省长骂完之后,也觉得岭南不能待了。
玩政治斗争我不带怕的,但要是搏命,我还没活够呢。
我还不想下去跟他沙瑞金作伴呢!
不行,我得请假!反正省委有书记主持工作,我请个假问题不大,省政府工作交给常务副省长就是了。
我身体不好,我得赶紧给上面打电话请个病假。
省委书记:嘿嘿,你想到的我早就想到了!我已经打电话请假了!
此时的专职副书记还不知道他的两个同事暂时性撤退不带他。
毕竟大家都是只想着天塌了有个高的顶着,但是谁知道个高的竟然直接跑了呢。
不对,不是跑了,是暂时性撤退!
专职副书记:不是,我们是革命战友啊!我们难道也是塑料战友情吗?
汉东。
肖钢玉来了高育良的办公室。
“高老师,我有件事情要跟你坦白。”
“什么高老师!说了多少遍了,工作的时候称职务!”高育良把指着肖钢玉说道。
你以为我不知道你为什么过来吗?
无非不就是听说了赵立春结婚,叶家送了份大礼的事情吗?
知道赵系不会忍这口气,你怕波及到你!所以来坦白?
之前你都走到我办公室楼下了,你都不上来坦白。
好,我虽然骂你是蠢货,但我敬佩你!
起码做出了选择,没有再后悔,大大方方干一场!
可你现在来低头,肖钢玉,我很看不起你!
政治站队错误,还有挽回的馀地吗?
“是,高植物,啊不是,高书记,有件事情我想向您汇报。

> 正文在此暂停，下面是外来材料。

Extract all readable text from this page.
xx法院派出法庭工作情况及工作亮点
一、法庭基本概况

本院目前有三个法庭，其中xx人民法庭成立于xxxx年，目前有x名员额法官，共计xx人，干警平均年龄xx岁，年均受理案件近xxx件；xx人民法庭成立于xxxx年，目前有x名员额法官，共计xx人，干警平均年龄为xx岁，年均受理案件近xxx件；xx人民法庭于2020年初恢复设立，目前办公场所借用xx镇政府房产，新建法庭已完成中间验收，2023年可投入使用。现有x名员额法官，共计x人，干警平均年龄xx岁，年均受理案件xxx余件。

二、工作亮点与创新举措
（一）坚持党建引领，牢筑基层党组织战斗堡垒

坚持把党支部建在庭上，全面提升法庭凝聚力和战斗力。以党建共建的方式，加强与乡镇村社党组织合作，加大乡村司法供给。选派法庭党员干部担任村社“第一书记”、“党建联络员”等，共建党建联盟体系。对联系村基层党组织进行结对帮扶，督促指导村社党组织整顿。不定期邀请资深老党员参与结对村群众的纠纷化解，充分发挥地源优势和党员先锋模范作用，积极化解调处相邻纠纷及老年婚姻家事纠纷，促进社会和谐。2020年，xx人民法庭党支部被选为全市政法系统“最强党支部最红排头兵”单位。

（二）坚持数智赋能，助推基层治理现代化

”肖钢玉低着个头,跟犯错的孩子似的。
高育良哼了一声,“晚了!”
“高书记,我……我是一时被猪油蒙了心!我没有出卖任何证据啊!我没有背叛汉大帮啊!”肖钢玉慌忙解释道。
高育良摘下了眼镜,扔在了办公桌上。
看着肖钢玉,目光里没有愤怒,没有失望,甚至没有任何情绪。
那种平静,比暴怒更让人害怕。
肖钢玉知道高育良在生气,但肖钢玉不知道高育良有多生气,也不知道高育良会怎么收拾自己。
高育良当然知道肖钢玉没有背叛。
如果肖钢玉真的递了投名状、交了真东西,他现在就不会站在自己的办公室里了,而是他应该在纪委的办公室里,对着墙上的坦白从宽发呆。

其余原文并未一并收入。